Épluchés par la Commission européenne dans un rapport, les 158 écorégimes recensés dans les PSN, ne logent pas toutes les thématiques à la même enseigne. Les pratiques de conservation des sols sont par exemple incluses dans les écorégimes de tous les pays membres, tout comme les mesures pour atténuer les changements climatiques où seule la République de Malte a fait l’impasse. En revanche, les écorégimes concernant le bien-être animal ont été boudés dans 17 PSN sur 28. Sur les pesticides, 7 PSN, dont ceux de l’Espagne, de l’Irlande ou de l’Autriche, n’ont pas inclus d’écorégimes les concernant.

Une conditionnalité plus adaptée

Des différences apparaissent aussi sur la conditionnalité. Là aussi, les États membres ont obtenu quelques latitudes pour l’application des BCAE (bonnes conditions agricoles et environnementales). Pour la BCAE 5 visant à prévenir de l’érosion par exemple, les critères d’application pour définir les zones à risques (inclinaison…) ont été laissés à la discrétion des États, tout comme les mesures obligatoires à mettre en œuvre (interdiction de cultiver, orientation du labour…).

C’est plus visible encore pour la BCAE 6 sur la couverture minimale des sols. Chaque pays membre pouvant désormais prendre des mesures réellement adaptées au contexte local.
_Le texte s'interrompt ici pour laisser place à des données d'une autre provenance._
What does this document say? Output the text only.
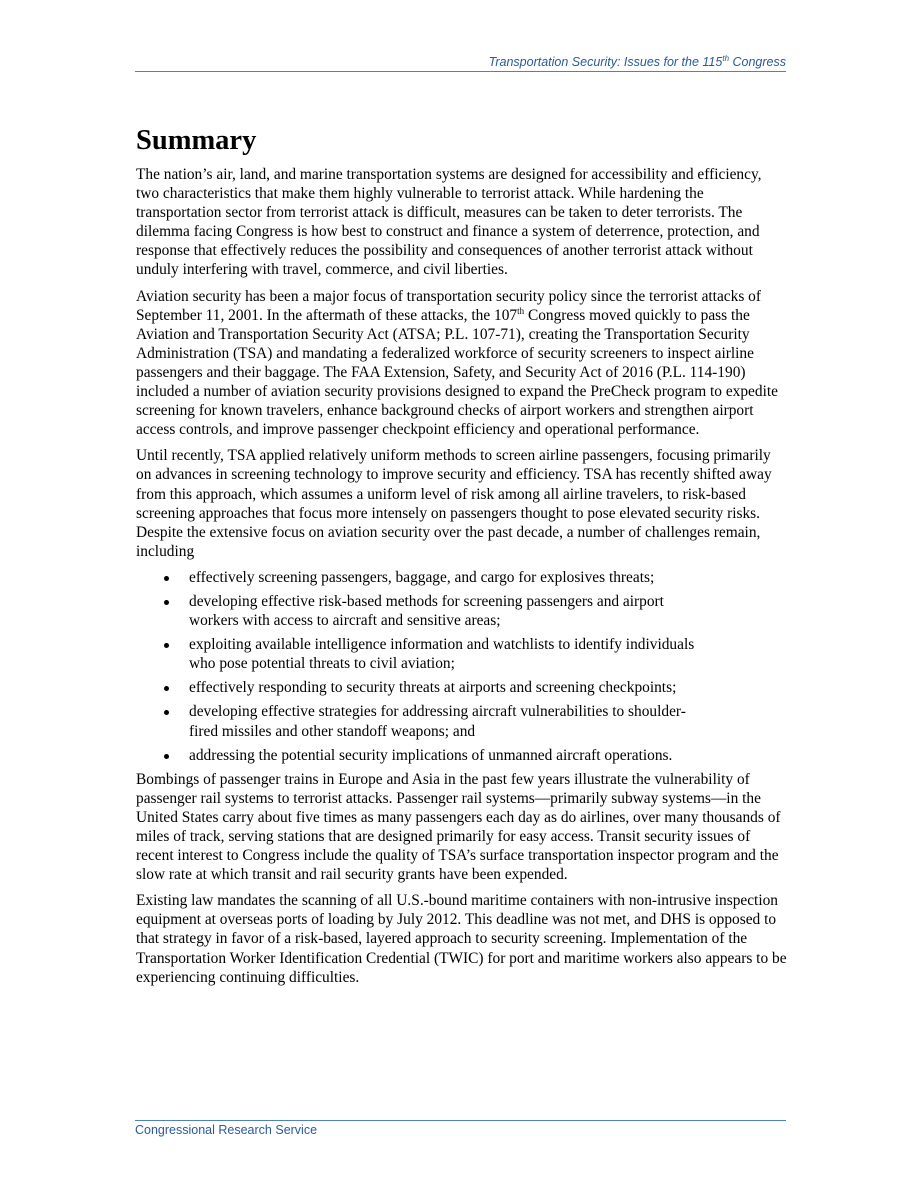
Transportation Security: Issues for the 115th Congress
Summary

The nation’s air, land, and marine transportation systems are designed for accessibility and efficiency, two characteristics that make them highly vulnerable to terrorist attack. While hardening the transportation sector from terrorist attack is difficult, measures can be taken to deter terrorists. The dilemma facing Congress is how best to construct and finance a system of deterrence, protection, and response that effectively reduces the possibility and consequences of another terrorist attack without unduly interfering with travel, commerce, and civil liberties.

Aviation security has been a major focus of transportation security policy since the terrorist attacks of September 11, 2001. In the aftermath of these attacks, the 107th Congress moved quickly to pass the Aviation and Transportation Security Act (ATSA; P.L. 107-71), creating the Transportation Security Administration (TSA) and mandating a federalized workforce of security screeners to inspect airline passengers and their baggage. The FAA Extension, Safety, and Security Act of 2016 (P.L. 114-190) included a number of aviation security provisions designed to expand the PreCheck program to expedite screening for known travelers, enhance background checks of airport workers and strengthen airport access controls, and improve passenger checkpoint efficiency and operational performance.

Until recently, TSA applied relatively uniform methods to screen airline passengers, focusing primarily on advances in screening technology to improve security and efficiency. TSA has recently shifted away from this approach, which assumes a uniform level of risk among all airline travelers, to risk-based screening approaches that focus more intensely on passengers thought to pose elevated security risks. Despite the extensive focus on aviation security over the past decade, a number of challenges remain, including

effectively screening passengers, baggage, and cargo for explosives threats;
developing effective risk-based methods for screening passengers and airport workers with access to aircraft and sensitive areas;
exploiting available intelligence information and watchlists to identify individuals who pose potential threats to civil aviation;
effectively responding to security threats at airports and screening checkpoints;
developing effective strategies for addressing aircraft vulnerabilities to shoulder-fired missiles and other standoff weapons; and
addressing the potential security implications of unmanned aircraft operations.

Bombings of passenger trains in Europe and Asia in the past few years illustrate the vulnerability of passenger rail systems to terrorist attacks. Passenger rail systems—primarily subway systems—in the United States carry about five times as many passengers each day as do airlines, over many thousands of miles of track, serving stations that are designed primarily for easy access. Transit security issues of recent interest to Congress include the quality of TSA’s surface transportation inspector program and the slow rate at which transit and rail security grants have been expended.

Existing law mandates the scanning of all U.S.-bound maritime containers with non-intrusive inspection equipment at overseas ports of loading by July 2012. This deadline was not met, and DHS is opposed to that strategy in favor of a risk-based, layered approach to security screening. Implementation of the Transportation Worker Identification Credential (TWIC) for port and maritime workers also appears to be experiencing continuing difficulties.

Congressional Research Service
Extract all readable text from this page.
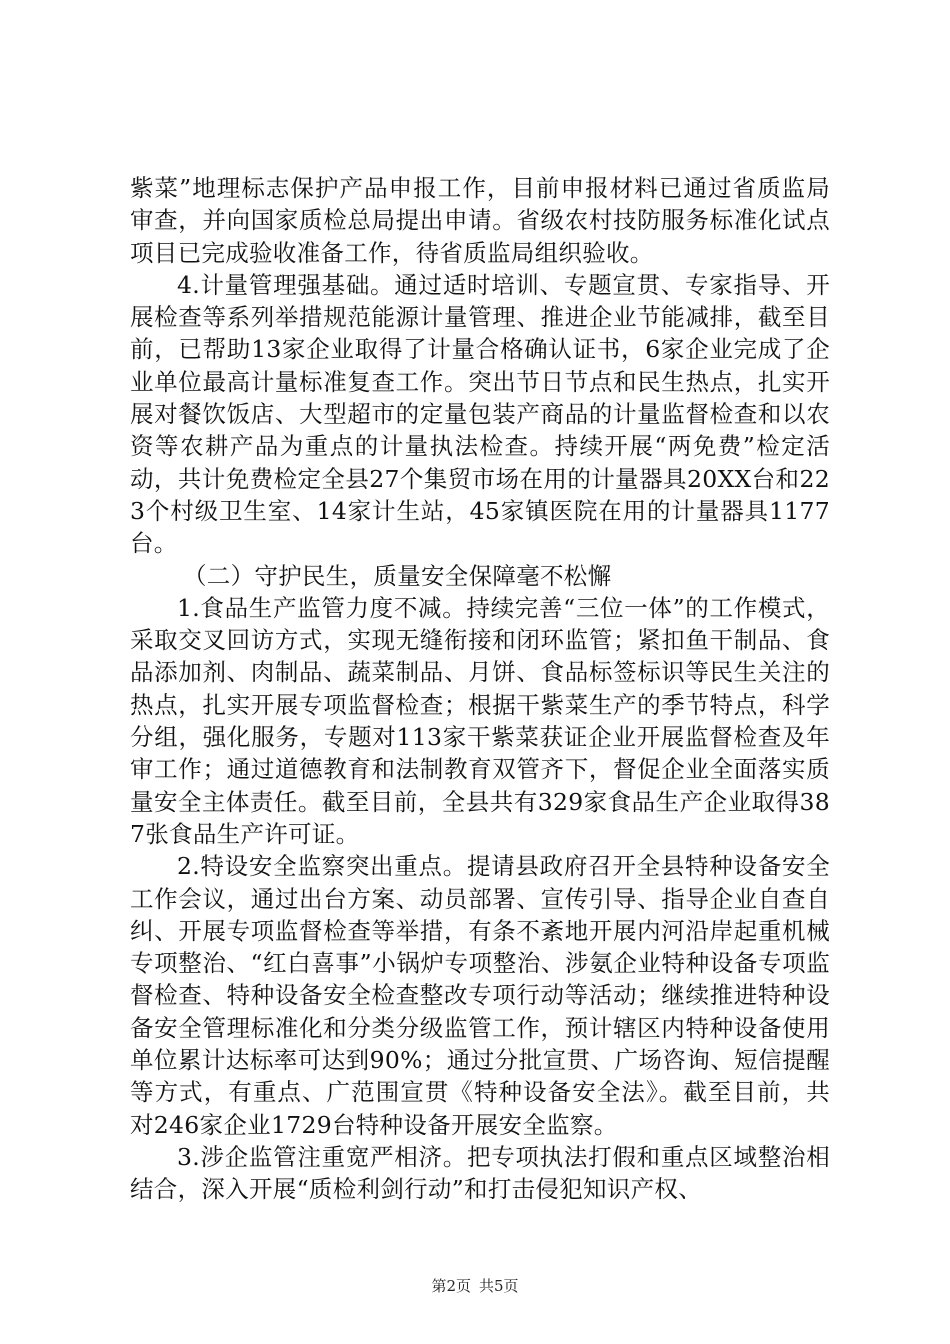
紫菜”地理标志保护产品申报工作，目前申报材料已通过省质监局审查，并向国家质检总局提出申请。省级农村技防服务标准化试点项目已完成验收准备工作，待省质监局组织验收。

4.计量管理强基础。通过适时培训、专题宣贯、专家指导、开展检查等系列举措规范能源计量管理、推进企业节能减排，截至目前，已帮助13家企业取得了计量合格确认证书，6家企业完成了企业单位最高计量标准复查工作。突出节日节点和民生热点，扎实开展对餐饮饭店、大型超市的定量包装产商品的计量监督检查和以农资等农耕产品为重点的计量执法检查。持续开展“两免费”检定活动，共计免费检定全县27个集贸市场在用的计量器具20XX台和223个村级卫生室、14家计生站，45家镇医院在用的计量器具1177台。

（二）守护民生，质量安全保障毫不松懈

1.食品生产监管力度不减。持续完善“三位一体”的工作模式，采取交叉回访方式，实现无缝衔接和闭环监管；紧扣鱼干制品、食品添加剂、肉制品、蔬菜制品、月饼、食品标签标识等民生关注的热点，扎实开展专项监督检查；根据干紫菜生产的季节特点，科学分组，强化服务，专题对113家干紫菜获证企业开展监督检查及年审工作；通过道德教育和法制教育双管齐下，督促企业全面落实质量安全主体责任。截至目前，全县共有329家食品生产企业取得387张食品生产许可证。

2.特设安全监察突出重点。提请县政府召开全县特种设备安全工作会议，通过出台方案、动员部署、宣传引导、指导企业自查自纠、开展专项监督检查等举措，有条不紊地开展内河沿岸起重机械专项整治、“红白喜事”小锅炉专项整治、涉氨企业特种设备专项监督检查、特种设备安全检查整改专项行动等活动；继续推进特种设备安全管理标准化和分类分级监管工作，预计辖区内特种设备使用单位累计达标率可达到90%；通过分批宣贯、广场咨询、短信提醒等方式，有重点、广范围宣贯《特种设备安全法》。截至目前，共对246家企业1729台特种设备开展安全监察。

3.涉企监管注重宽严相济。把专项执法打假和重点区域整治相结合，深入开展“质检利剑行动”和打击侵犯知识产权、

第2页 共5页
C’est ainsi qu’on peut voir une grande partie des plans stratégiques nationaux exiger une couverture des terres au minimum à 80 %, voire 100 % de l’année (France, Allemagne, Italie…), mais aussi certains ne placer la barre qu’à 55 % (Lettonie) ou 33 % (Finlande), voire des taux graduels selon les régions comme en Suède (30 à 70 %).

Les indicateurs de résultats des PSN montrent de grandes disparités dans les ambitions environnementales au sein de l’Union européenne. (©  Benoît Devault/GFA)

Des objectifs plus ou moins ambitieux

Mais pour voir les grands écarts européens, il faut chercher du côté des valeurs d’objectifs fixées par les États membres sur certains indicateurs de résultats. Dans ce domaine, la réduction des émissions de gaz à effet de serre en élevage est un exemple éloquent. Quand la Finlande a choisi de se fixer une réduction de 46,5 % ou la Lettonie à 29,3 %, la plupart des grands pays agricoles européens (France, Allemagne, Pologne…) n’ont fixé aucun objectif dans leurs PSN.

Autre exemple sur le stockage du carbone dans le sol, la Finlande encore, prévoit de soumettre 77 % de sa surface à des mesures favorables tandis que les Pays-Bas fixent cet objectif à 64,2 %. De l’autre côté du spectre se trouve l’Irlande avec seulement 8,9 %. Pour l’utilisation réduite et durable des pesticides, on retrouve aussi des disparités. La Croatie et la Flandre se sont fixées des objectifs de 12,6 % et 13,5 % respectivement de leur SAU à l'horizon de 2028 quand l’Autriche est à 44 % mais surtout la France à 61,1 % de sa SAU.

Ces engagements pris par les États membres restent toutefois à relativiser car les objectifs sont rattachés à une situation de base qui n’est souvent pas précise, comme l’observe Marine Raffray. « Pour la baisse des produits phytosanitaires, l’indicateur de résultat, c’est le pourcentage de la SAU qui reçoit des aides à la baisse de l’utilisation des produits phytosanitaires. Comment va-t-on mesurer la baisse effective de l’utilisation des produits phytosanitaires ? Pour l’instant, je n’ai pas vu la méthodologie que va employer la Commission européenne pour faire ce lien » observe-t-elle.

Des interrogations pour la suite

L’évaluation, c’est pourtant ce qui fera office de juge de paix dans les prochaines années. En 2025, la Commission européenne opérera un bilan de chaque plan stratégique national appelé « revue de performance ». À la suite de ces bilans, des recommandations, voire des sanctions pourront être infligées aux États membres. La même procédure prendra place également à la fin de la période de cette Pac en 2027. Quant au barème d’évaluation et les sanctions envisagées, difficile pour l’instant d’y voir clair.